Errrm lol, I'm the same bro. I will try and get some vid's from the last show, somebody has to have the vid of me picking Bulldog up ha ha, he has to weigh around 23 stone at the least


----------



## Guest (Nov 26, 2008)

> Unofficial Open Division Powerlifting Results
> 
> Men
> 
> ...


Brilliant stuff Chris well done !! a champ and record breaker !!!



> lol, my girlfriends gettin a bit worried seeing Mr Jenkins walking about my laptop screen all the time


i think someone should get some Chris Jenkins t shirts made !!!!


----------



## sofresh (Sep 9, 2008)

YOUR FRIEKEN HUGE!


----------



## supercell (Aug 23, 2005)

Massive well done mate, you must be buzzing. At the end of the day you may not have lifted what you wanted to but your total was beyond that of anyone else in your category, thats what really matters....THE WIN!!!

And people say that BBing is extreme! Thats some serious bodyweight to lose and then gain in a week (says he that has just gained 13 kg in 2.5 weeks!!!LOL)

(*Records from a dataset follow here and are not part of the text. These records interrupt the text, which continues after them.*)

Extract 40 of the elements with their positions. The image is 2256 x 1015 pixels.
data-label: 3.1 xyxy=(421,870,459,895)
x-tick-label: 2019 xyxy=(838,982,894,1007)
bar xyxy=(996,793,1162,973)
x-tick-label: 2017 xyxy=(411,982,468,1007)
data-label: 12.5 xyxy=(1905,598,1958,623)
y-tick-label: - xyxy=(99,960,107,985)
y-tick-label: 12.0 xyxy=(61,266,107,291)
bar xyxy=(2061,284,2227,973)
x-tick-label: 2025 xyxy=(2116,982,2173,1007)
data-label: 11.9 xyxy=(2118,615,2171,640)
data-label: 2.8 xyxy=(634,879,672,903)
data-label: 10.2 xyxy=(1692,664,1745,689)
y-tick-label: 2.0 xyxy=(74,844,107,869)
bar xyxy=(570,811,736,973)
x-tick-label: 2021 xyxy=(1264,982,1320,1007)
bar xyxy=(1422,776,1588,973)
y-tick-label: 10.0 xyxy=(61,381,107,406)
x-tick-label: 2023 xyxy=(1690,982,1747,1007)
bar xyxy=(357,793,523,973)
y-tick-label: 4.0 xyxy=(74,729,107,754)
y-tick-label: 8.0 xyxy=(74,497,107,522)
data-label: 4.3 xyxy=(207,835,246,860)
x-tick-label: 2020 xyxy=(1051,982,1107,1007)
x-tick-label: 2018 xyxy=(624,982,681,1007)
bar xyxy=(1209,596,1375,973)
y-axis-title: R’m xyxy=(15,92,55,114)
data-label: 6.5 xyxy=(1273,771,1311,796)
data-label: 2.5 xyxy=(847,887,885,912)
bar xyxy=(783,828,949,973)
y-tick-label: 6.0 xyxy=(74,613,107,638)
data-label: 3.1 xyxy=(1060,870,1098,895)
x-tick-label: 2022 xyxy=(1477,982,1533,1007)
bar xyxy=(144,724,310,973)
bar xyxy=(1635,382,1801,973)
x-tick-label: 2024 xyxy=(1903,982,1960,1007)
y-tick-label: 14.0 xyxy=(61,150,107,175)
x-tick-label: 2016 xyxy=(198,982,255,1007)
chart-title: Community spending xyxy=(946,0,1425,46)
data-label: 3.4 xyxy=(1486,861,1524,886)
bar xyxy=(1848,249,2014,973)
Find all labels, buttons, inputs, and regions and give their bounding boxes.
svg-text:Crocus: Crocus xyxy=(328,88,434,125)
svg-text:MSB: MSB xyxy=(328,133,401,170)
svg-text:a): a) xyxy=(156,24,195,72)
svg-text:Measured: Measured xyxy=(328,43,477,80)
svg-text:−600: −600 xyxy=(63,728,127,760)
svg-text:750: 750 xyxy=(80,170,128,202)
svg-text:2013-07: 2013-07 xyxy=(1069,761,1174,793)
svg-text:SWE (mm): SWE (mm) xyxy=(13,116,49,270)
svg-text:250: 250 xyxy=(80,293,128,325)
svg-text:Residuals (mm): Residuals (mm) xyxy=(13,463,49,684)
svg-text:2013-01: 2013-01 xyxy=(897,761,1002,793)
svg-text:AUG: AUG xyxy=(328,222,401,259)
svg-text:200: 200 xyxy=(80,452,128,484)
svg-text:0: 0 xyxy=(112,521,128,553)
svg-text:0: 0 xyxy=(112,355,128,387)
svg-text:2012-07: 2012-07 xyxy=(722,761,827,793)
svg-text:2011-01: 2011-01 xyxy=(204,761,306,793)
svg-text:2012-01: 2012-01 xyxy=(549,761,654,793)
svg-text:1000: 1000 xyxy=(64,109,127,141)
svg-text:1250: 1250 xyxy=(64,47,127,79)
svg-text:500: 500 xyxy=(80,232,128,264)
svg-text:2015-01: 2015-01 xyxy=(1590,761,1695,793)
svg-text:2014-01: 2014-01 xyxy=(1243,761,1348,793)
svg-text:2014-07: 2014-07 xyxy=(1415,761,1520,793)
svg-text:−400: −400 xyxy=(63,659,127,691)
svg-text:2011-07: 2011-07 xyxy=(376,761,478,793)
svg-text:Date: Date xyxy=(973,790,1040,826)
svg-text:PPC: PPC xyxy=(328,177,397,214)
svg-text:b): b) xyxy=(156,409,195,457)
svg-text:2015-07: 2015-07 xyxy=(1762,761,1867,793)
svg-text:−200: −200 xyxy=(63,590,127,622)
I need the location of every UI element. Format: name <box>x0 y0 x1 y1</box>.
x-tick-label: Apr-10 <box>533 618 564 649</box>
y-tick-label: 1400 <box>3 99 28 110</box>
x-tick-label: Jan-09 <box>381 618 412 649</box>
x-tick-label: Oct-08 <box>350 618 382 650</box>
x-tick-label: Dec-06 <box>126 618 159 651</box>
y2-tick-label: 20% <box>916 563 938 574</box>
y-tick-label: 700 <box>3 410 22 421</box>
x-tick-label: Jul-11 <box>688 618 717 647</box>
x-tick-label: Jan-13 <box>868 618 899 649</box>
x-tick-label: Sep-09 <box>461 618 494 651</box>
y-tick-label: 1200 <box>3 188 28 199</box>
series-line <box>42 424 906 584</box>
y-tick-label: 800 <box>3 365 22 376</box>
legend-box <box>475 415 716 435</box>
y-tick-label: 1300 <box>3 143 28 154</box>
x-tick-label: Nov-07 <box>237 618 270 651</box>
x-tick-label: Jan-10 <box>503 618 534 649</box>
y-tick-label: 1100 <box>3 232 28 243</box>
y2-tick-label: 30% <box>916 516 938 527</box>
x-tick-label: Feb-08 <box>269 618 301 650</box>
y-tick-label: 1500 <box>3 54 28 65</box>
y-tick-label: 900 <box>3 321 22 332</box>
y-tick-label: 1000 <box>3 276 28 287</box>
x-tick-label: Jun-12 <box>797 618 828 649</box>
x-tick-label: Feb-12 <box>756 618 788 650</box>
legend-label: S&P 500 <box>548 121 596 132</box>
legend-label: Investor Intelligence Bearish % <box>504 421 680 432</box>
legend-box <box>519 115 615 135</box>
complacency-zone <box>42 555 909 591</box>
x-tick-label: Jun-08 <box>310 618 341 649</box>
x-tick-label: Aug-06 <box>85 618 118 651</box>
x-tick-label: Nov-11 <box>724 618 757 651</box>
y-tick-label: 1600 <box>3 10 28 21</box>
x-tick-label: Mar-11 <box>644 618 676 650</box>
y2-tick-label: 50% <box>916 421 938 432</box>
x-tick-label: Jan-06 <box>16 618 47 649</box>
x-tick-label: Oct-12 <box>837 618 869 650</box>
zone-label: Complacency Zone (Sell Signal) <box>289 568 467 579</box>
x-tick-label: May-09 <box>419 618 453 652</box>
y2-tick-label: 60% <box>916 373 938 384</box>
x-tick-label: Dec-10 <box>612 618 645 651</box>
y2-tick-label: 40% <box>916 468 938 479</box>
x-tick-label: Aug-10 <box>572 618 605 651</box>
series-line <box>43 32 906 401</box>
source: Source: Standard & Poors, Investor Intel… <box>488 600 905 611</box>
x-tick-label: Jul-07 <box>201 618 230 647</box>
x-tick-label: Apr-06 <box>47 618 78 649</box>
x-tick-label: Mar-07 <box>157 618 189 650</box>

Well done again Chris, I have huge respect and admiration for you. Day in day out, week in week out, year in year out....Total focus and dedication...The sign of a true champion!!!

J


----------



## chris jenkins (Aug 14, 2004)

Thats really nice of you lot, I dont think I have been to that big of a show before. It really did have the best of the best. There was one kid called Shawn Frankl, you have to look him up he is an absolute beast. There some great lads on this site and like James said it is a bit Extreme when you break it down and think about the weight loss. I'm going back up a weight class now and want to bench 600 pound.


----------



## supercell (Aug 23, 2005)

chris jenkins said:


> Thats really nice of you lot, I dont think I have been to that big of a show before. It really did have the best of the best. There was one kid called Shawn Frankl, you have to look him up he is an absolute beast. There some great lads on this site and like James said it is a bit Extreme when you break it down and think about the weight loss. I'm going back up a weight class now and *want to bench 600 pound*.


NICE!!! :thumb:

J


----------



## T_Woody (Jul 16, 2008)

Good job man, made it look easy tbh! Keep up the good work!


----------